The UC has certainly had its share of obstacles in negotiating with the Dean of the College recently, given the three-dean turnover in the last few years. Managing a relationship with the Dean’s office and maintaining a council through three different deans of Harvard College might have made it difficult to even keep funding constant. The recent boost in support of student-life events, however, shows a commitment to raising the financial bar even during turbulent times. This additional funding not only represents hard work on the student end, but it also serves as a ringing endorsement of new Dean of the College Evelynn M. Hammonds. Making a difference in the day-to-day lives of students requires that a dean make conscious and sizeable decisions instead of passing the buck. For taking student concerns seriously and acting upon proposals instead of pushing them from one committee to another, Hammonds should be commended.
But with any large sum of money comes the necessity that these funds are handled deftly and with the best interests of students in mind. This issue is particularly pertinent in a case like this—where a significant amount of additional funding could go to HoCos. This money can only be used to its full potential if Harvard students take seriously the role of HoCos. Currently, HoCo election protocol varies from house to house and is often erratic and haphazard. More residents of the houses must be willing to participate in their HoCos and determine how to best spend this money.
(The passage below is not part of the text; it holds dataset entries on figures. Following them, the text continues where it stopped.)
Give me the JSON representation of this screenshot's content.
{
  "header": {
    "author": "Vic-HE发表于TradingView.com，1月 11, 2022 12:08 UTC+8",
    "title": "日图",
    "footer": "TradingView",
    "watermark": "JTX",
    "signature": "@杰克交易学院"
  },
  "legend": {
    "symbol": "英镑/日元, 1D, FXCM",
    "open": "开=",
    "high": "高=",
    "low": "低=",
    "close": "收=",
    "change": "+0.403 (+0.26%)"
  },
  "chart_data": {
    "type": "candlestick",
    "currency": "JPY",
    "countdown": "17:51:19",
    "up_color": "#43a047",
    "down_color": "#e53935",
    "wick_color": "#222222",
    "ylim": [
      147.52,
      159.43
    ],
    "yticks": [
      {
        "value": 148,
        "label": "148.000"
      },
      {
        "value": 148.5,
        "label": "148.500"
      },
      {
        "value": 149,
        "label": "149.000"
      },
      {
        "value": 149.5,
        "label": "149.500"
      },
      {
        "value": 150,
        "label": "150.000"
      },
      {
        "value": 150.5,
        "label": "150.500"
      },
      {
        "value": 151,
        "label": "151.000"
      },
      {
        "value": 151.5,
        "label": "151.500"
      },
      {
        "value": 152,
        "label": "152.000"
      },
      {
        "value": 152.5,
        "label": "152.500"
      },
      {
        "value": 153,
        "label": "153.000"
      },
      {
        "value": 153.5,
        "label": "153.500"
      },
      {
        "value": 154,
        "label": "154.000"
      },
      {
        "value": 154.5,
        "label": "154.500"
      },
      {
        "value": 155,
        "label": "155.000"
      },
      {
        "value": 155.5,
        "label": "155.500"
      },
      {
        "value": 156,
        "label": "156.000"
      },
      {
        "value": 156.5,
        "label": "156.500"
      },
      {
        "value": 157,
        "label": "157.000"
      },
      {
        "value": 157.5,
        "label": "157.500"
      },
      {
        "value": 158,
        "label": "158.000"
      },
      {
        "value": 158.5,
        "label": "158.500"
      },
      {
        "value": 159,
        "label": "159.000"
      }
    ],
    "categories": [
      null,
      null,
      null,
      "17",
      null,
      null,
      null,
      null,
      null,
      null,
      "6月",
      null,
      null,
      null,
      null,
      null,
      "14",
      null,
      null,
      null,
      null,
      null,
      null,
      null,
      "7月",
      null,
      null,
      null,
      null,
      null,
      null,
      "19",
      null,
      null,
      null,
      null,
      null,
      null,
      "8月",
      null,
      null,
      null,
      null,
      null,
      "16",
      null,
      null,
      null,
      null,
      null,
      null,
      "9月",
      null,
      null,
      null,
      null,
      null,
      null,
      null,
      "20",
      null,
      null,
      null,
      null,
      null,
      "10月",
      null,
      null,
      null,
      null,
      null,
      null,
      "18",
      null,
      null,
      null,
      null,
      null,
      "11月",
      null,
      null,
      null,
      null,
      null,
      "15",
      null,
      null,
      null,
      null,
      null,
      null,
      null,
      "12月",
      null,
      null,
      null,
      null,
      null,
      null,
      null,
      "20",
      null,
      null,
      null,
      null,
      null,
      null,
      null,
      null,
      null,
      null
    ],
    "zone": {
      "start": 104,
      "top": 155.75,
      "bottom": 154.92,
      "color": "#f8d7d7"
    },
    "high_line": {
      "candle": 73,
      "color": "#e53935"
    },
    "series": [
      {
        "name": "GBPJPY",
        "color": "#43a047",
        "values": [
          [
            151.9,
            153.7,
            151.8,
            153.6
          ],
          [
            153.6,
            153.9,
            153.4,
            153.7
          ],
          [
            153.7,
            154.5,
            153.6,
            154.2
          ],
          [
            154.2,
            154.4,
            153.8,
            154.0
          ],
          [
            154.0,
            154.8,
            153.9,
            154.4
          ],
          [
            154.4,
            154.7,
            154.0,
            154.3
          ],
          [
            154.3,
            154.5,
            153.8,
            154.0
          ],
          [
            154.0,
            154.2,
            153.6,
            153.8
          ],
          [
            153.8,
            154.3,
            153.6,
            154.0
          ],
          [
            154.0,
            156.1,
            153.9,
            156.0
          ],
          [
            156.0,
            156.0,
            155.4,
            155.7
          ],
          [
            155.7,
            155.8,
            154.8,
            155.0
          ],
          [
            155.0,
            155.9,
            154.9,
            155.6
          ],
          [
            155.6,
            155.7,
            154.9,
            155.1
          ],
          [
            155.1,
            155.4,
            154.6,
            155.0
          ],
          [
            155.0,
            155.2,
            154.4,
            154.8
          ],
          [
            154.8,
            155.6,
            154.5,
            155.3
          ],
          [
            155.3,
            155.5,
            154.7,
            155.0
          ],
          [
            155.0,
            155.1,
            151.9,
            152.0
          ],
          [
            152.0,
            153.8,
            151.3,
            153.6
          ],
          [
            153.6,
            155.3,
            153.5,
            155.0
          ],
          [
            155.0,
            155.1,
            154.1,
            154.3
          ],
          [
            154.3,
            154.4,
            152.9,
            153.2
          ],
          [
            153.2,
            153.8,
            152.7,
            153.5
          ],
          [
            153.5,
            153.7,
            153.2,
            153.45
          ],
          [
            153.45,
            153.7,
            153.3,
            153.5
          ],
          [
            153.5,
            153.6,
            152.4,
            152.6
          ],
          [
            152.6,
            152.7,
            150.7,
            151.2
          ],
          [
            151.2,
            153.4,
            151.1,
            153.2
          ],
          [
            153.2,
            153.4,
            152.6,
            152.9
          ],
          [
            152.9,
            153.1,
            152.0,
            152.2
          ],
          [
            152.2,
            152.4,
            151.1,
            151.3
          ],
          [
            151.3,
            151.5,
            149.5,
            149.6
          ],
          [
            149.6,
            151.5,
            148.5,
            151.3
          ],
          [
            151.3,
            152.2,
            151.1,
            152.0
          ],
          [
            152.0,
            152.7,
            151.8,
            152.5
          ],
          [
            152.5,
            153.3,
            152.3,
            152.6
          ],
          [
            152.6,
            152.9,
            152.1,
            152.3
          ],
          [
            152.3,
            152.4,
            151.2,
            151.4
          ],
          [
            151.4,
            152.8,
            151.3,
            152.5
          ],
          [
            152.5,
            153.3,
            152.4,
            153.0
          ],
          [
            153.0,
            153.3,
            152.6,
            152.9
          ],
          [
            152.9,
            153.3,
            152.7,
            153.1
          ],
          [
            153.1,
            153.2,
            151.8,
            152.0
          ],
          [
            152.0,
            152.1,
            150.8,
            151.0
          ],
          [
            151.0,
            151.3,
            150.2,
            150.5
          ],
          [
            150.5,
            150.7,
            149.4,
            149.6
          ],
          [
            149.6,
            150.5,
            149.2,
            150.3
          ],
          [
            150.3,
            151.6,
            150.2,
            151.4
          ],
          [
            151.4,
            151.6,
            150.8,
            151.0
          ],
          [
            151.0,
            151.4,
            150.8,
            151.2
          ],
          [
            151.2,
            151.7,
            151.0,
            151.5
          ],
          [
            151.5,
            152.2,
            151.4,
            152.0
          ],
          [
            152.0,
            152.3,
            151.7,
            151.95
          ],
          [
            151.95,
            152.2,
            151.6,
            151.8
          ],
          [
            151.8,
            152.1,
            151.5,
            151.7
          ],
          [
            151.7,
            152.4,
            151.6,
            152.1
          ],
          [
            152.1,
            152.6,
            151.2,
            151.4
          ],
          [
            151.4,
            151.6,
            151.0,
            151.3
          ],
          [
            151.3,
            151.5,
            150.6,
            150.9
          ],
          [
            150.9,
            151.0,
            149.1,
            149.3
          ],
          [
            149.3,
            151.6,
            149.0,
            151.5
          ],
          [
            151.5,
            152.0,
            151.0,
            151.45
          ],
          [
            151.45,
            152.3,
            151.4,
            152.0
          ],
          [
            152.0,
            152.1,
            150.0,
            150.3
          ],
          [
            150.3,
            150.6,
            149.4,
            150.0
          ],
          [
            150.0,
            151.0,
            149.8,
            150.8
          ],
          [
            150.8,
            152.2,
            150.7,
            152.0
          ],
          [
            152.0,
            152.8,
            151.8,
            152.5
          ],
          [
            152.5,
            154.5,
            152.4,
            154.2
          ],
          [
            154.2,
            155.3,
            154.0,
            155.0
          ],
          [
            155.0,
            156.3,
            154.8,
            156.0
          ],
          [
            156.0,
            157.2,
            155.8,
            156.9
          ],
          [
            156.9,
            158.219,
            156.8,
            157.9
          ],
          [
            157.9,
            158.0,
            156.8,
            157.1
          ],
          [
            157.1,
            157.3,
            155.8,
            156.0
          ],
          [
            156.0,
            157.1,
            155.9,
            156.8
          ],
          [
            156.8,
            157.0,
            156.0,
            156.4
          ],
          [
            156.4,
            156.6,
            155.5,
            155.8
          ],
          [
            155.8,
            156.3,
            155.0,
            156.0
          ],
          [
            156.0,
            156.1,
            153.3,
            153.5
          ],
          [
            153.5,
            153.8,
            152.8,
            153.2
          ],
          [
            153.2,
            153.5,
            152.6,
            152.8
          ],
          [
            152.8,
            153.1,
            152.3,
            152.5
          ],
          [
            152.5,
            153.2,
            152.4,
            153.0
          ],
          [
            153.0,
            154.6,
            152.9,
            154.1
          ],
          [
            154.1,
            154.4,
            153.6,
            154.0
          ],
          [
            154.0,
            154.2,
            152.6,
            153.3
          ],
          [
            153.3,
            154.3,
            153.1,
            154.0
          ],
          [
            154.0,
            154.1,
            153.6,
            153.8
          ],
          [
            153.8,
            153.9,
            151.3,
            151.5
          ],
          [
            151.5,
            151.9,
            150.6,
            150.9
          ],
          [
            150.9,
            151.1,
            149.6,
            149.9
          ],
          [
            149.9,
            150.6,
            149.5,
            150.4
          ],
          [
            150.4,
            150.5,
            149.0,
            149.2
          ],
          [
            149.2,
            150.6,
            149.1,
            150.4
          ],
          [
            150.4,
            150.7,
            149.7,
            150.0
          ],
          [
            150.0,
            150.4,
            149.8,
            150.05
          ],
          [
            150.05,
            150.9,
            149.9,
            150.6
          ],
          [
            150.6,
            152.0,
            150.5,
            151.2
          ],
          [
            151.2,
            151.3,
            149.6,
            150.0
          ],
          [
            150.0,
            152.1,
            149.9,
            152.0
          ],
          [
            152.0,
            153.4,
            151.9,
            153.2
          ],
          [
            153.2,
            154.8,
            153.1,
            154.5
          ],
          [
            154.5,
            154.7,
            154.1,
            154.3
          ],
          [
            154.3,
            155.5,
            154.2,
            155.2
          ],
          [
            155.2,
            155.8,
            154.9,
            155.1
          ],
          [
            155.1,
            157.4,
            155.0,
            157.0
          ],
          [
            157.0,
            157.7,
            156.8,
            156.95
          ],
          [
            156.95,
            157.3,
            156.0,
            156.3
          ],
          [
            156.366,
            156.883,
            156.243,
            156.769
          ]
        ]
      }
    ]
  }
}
Whether this means standardizing the HoCo election process or allowing for more non-officer input, a larger group of students per house should become involved to best spend the cash in HoCos’ deeper pockets.
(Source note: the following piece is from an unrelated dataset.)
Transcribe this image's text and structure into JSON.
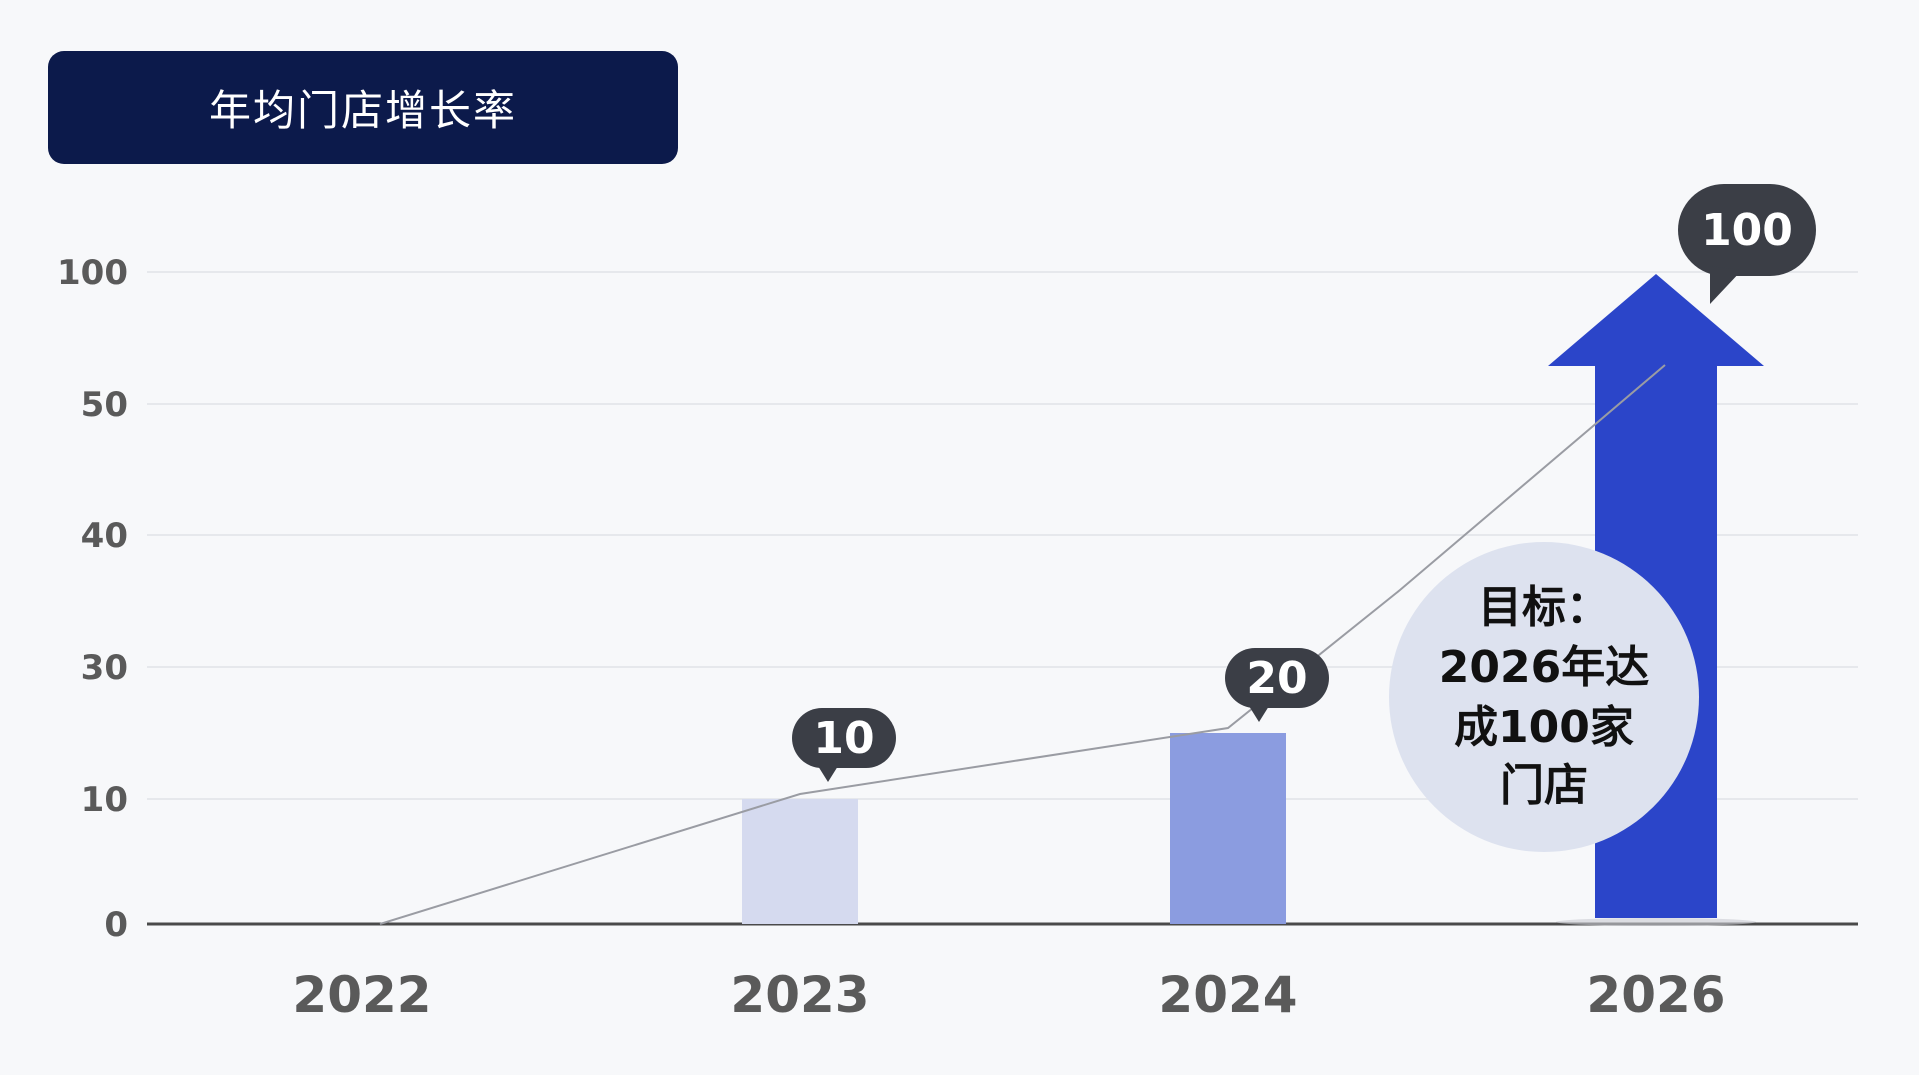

While this additional money is certainly going to aid student groups and boost house life, it should not be considered a complete remedy to the debilitated state of social life in the houses. The UC should resume the fight for bringing back party grants. A formal cannot replace an inclusive room party: a vital social commodity on a campus dominated by private events. Diverting more funding toward student groups and HoCos is one step in the right direction, but the UC should resume its push toward regaining lost social ground.